Biological studies of collective motion are developing rapidly, spurred by technological improvements in the observation of behavioral interactions among individuals within groups, by advances in behavioral theory and computer simulations, and by insights such as those gathered from studies of how kinship within a group affects group characteristics. In biomechanics, among other fields, collaboration between biologists and engineers has advanced biological understanding and inspired engineering concepts. The topic of biological aggregation, particularly active social aggregation behaviors such as swarming and schooling, is now ripe for this kind of cross-disciplinary collaboration.

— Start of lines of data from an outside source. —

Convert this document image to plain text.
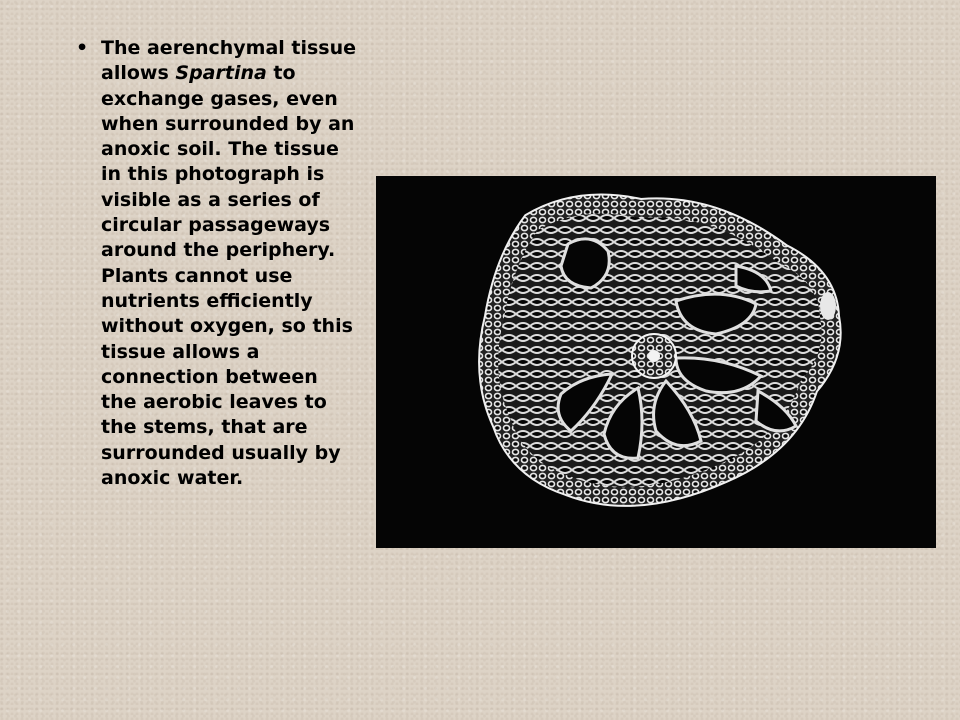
• The aerenchymal tissue allows Spartina to exchange gases, even when surrounded by an anoxic soil. The tissue in this photograph is visible as a series of circular passageways around the periphery. Plants cannot use nutrients efficiently without oxygen, so this tissue allows a connection between the aerobic leaves to the stems, that are surrounded usually by anoxic water.
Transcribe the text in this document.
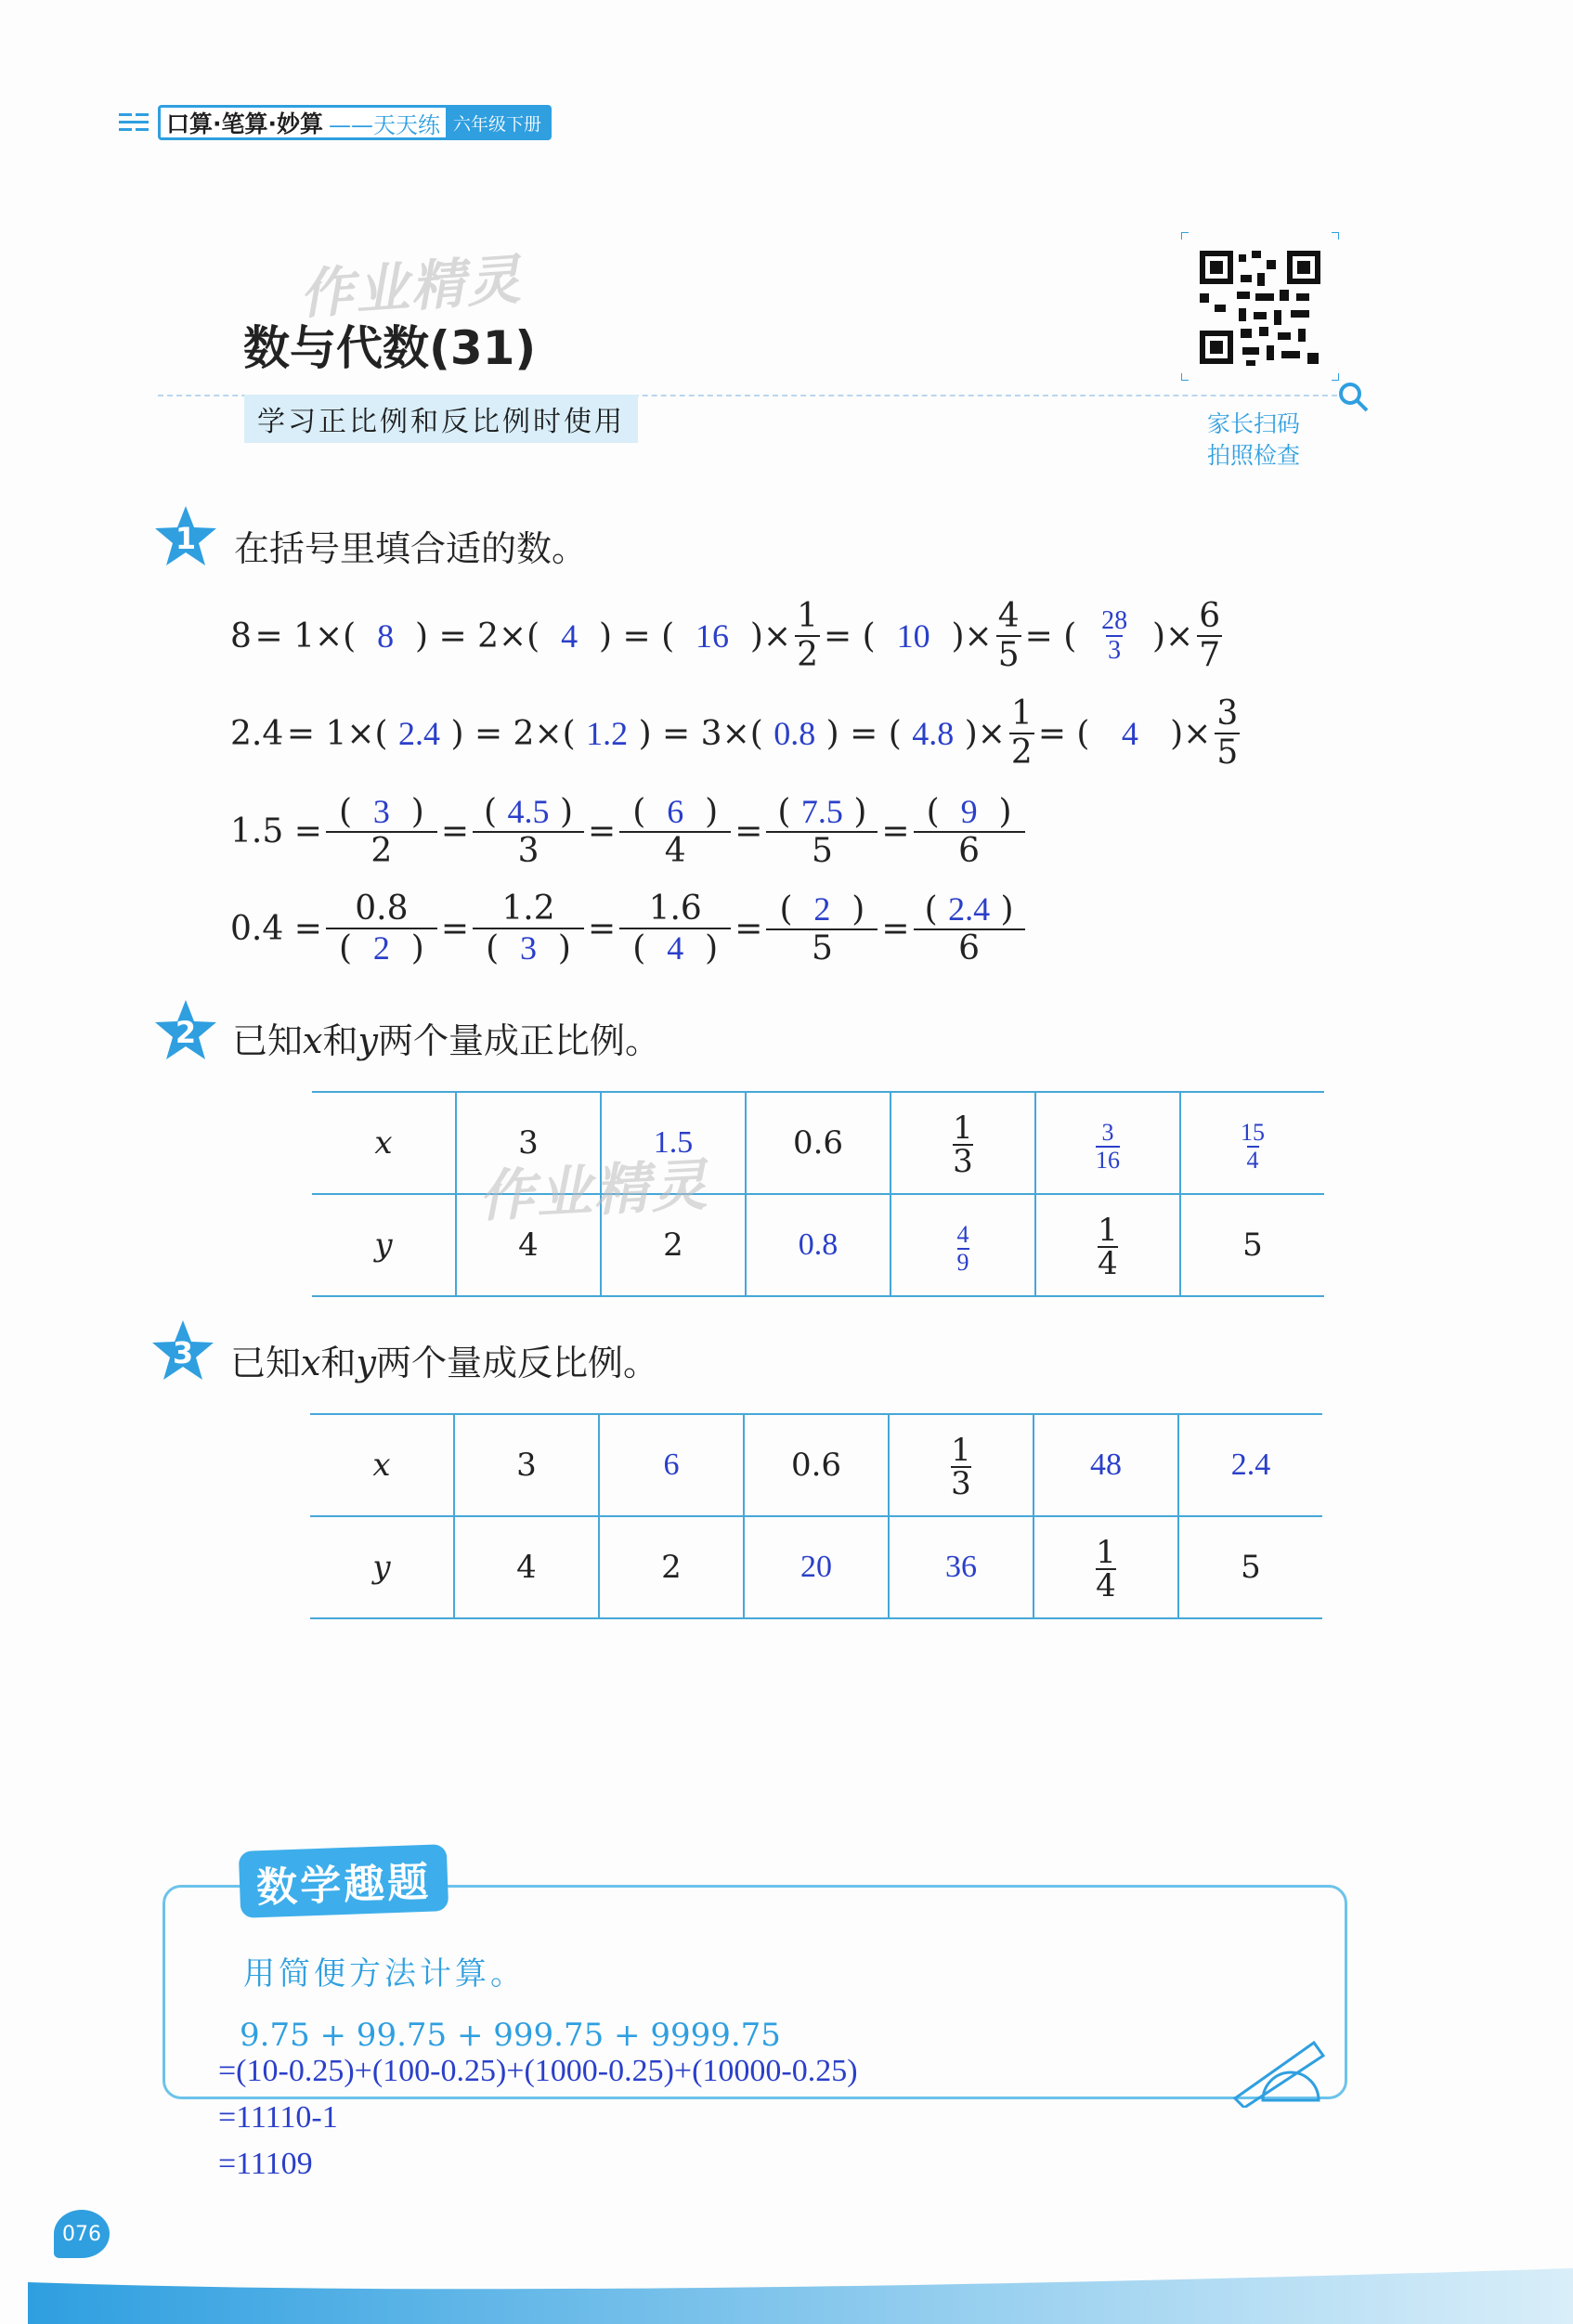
口算·笔算·妙算 ——天天练 六年级下册
作业精灵
数与代数(31)
学习正比例和反比例时使用	家长扫码
拍照检查
1 在括号里填合适的数。
8  = 1×( 8 ) = 2×( 4 ) = ( 16 )× $\frac{1}{2}$ = ( 10 )× $\frac{4}{5}$ = ( $\frac{28}{3}$ )× $\frac{6}{7}$
2.4  = 1×( 2.4 ) = 2×( 1.2 ) = 3×( 0.8 ) = ( 4.8 )× $\frac{1}{2}$ = ( 4 )× $\frac{3}{5}$
$1.5 = \frac{( 3 )}{2} = \frac{( 4.5 )}{3} = \frac{( 6 )}{4} = \frac{( 7.5 )}{5} = \frac{( 9 )}{6}$
$0.4 = \frac{0.8}{( 2 )} = \frac{1.2}{( 3 )} = \frac{1.6}{( 4 )} = \frac{( 2 )}{5} = \frac{( 2.4 )}{6}$
2 已知x和y两个量成正比例。
x	3	1.5	0.6	$\frac{1}{3}$	$\frac{3}{16}$	$\frac{15}{4}$

y	4	2	0.8	$\frac{4}{9}$	$\frac{1}{4}$	5
作业精灵
3 已知x和y两个量成反比例。
x	3	6	0.6	$\frac{1}{3}$	48	2.4
y	4	2	20	36	$\frac{1}{4}$	5
数学趣题
用简便方法计算。
9.75 + 99.75 + 999.75 + 9999.75
=(10-0.25)+(100-0.25)+(1000-0.25)+(10000-0.25)
=11110-1
=11109
076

In many areas of science and engineering, it is important to quantify the location of coherent structures, whether large scale — internal waves in the ocean — or microscopic, such as space-time chaos in CO platinum reactions. In two dimensional problems, the structures may be viewed by remote sensing and imaging. However, in many cases, direct measurement may be the only way to locate coherent structures. Direct measurements require multiple coordinated mobile sensors. The problem of coordination of collective sensing naturally leads to new mathematical explorations of pattern-forming systems. Sensors could be put on mobile vehicles, and in the future, micro- or nano-particles might be used for exploration and control– an idea that was once proposed by Richard Feynman. As machines get smaller, it is evident that new possibilities for direct sensing may be found in fluid control, materials science, and bio-engineering, among other fields. By forming systems which are not only coupled but interact with their environment we will encounter problems that require new mathematical tools to make reasonable predictions. Such tools will require areas as diverse as nonlinear analysis of PDE-ODE systems, stochastic nonlinear equations, communication theory, game theory and voting theory. The areas the conference will cover represent just a few of the new ideas for swarming dynamics. They will include areas such as:
Controlling unmanned autonomous vehicles
Building swarming targeting and acquisition systems
Embedding swarming sensors in advection-reaction systems
Swarming Levy distribution search processes
Search algorithms and their implementation on platforms
Pattern formation in biological swarms
Control of biological swarms, such as locusts
The attendees of this 5-day workshop will include junior and senior scientists from the varied fields mentioned above, who may not generally attend the same scientific conferences or publish in the same scientific journals. The diverse backgrounds of the attendees and a multi-format workshop structure will help forge new scientific relationships and collaborations. This program builds on a two-day program jointly held October 3 – 4, 2003, between IPAM and the Department of Mathematics at UCLA. The format will include both long format talks as well as a special time set aside for a poster session featuring work done by students and new post-docs working in this area. Social events will help to engage the participants in informal discussions.